Context: NASA, in collaboration with the European Space Agency (ESA), is launching a new spacecraft ‘Solar Orbiter’ to snap the first pictures of the Sun’s north and south poles
- The spacecraft will use Venus’s and the Earth’s gravity to swing itself out of the ecliptic plane — the swath of space, roughly aligned with the Sun’s equator, where all planets orbit.
- All solar imaging instruments till now have been within the ecliptic plane, look down on the Sun from above
- The Sun has a massive magnetic field that stretches far beyond Pluto, paving a superhighway for charged solar particles known as the solar wind. When bursts of solar wind hit Earth, they can spark space weather storms that interfere with our GPS and communications satellites — at their worst, they can even threaten astronauts.

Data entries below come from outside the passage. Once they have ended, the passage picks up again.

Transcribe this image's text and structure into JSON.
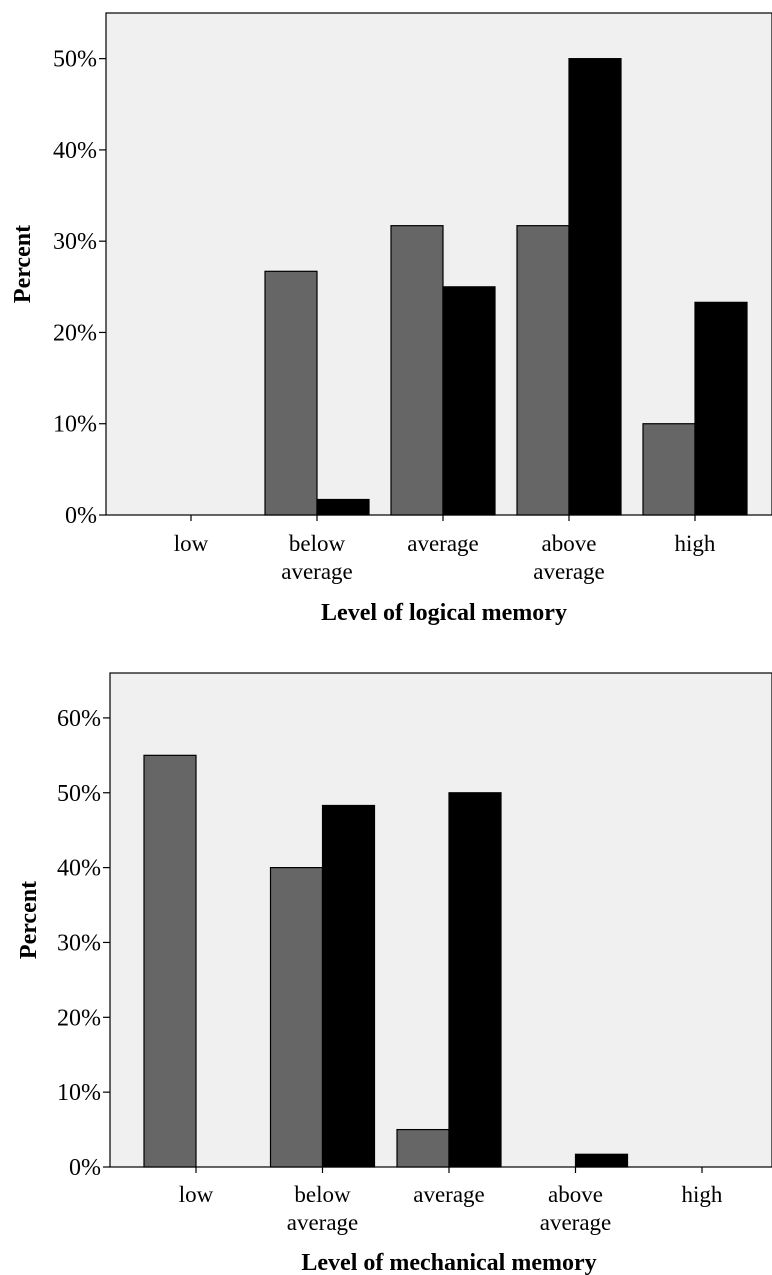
{
  "chart_data": [
    {
      "type": "bar",
      "title": "",
      "xlabel": "Level of logical memory",
      "ylabel": "Percent",
      "categories": [
        [
          "low"
        ],
        [
          "below",
          "average"
        ],
        [
          "average"
        ],
        [
          "above",
          "average"
        ],
        [
          "high"
        ]
      ],
      "ylim": [
        0,
        55
      ],
      "yticks": [
        0,
        10,
        20,
        30,
        40,
        50
      ],
      "tick_suffix": "%",
      "grid": false,
      "series": [
        {
          "color": "#666666",
          "values": [
            0,
            26.7,
            31.7,
            31.7,
            10.0
          ]
        },
        {
          "color": "#000000",
          "values": [
            0,
            1.7,
            25.0,
            50.0,
            23.3
          ]
        }
      ]
    },
    {
      "type": "bar",
      "title": "",
      "xlabel": "Level of mechanical memory",
      "ylabel": "Percent",
      "categories": [
        [
          "low"
        ],
        [
          "below",
          "average"
        ],
        [
          "average"
        ],
        [
          "above",
          "average"
        ],
        [
          "high"
        ]
      ],
      "ylim": [
        0,
        66
      ],
      "yticks": [
        0,
        10,
        20,
        30,
        40,
        50,
        60
      ],
      "tick_suffix": "%",
      "grid": false,
      "series": [
        {
          "color": "#666666",
          "values": [
            55.0,
            40.0,
            5.0,
            0,
            0
          ]
        },
        {
          "color": "#000000",
          "values": [
            0,
            48.3,
            50.0,
            1.7,
            0
          ]
        }
      ]
    }
  ]
}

- To prepare for arriving solar storms, scientists monitor the Sun’s magnetic field. However, their techniques work best with a straight-on view, and the steeper the viewing angle, the noisier the data.The sidelong glimpse we get of the Sun’s poles from within the ecliptic plane leaves major gaps in the data,
- The poles are particularly important to be able to model more accurately
- Approximately-11-year solar cycle in which the Sun transitions between solar maximum, when sunspots proliferate and the Sun is active and turbulent, and solar minimum, when they’re fewer and it’s calmer. But there is no explanation as to why it is 11 years. Observing the changing magnetic fields of the poles could offer an answer,
Other
- The only prior spacecraft to fly over the Sun’s poles was also a joint ESA/NASA venture. Launched in 1990, the Ulysses spacecraft made three passes around our star before it was decommissioned in 2009.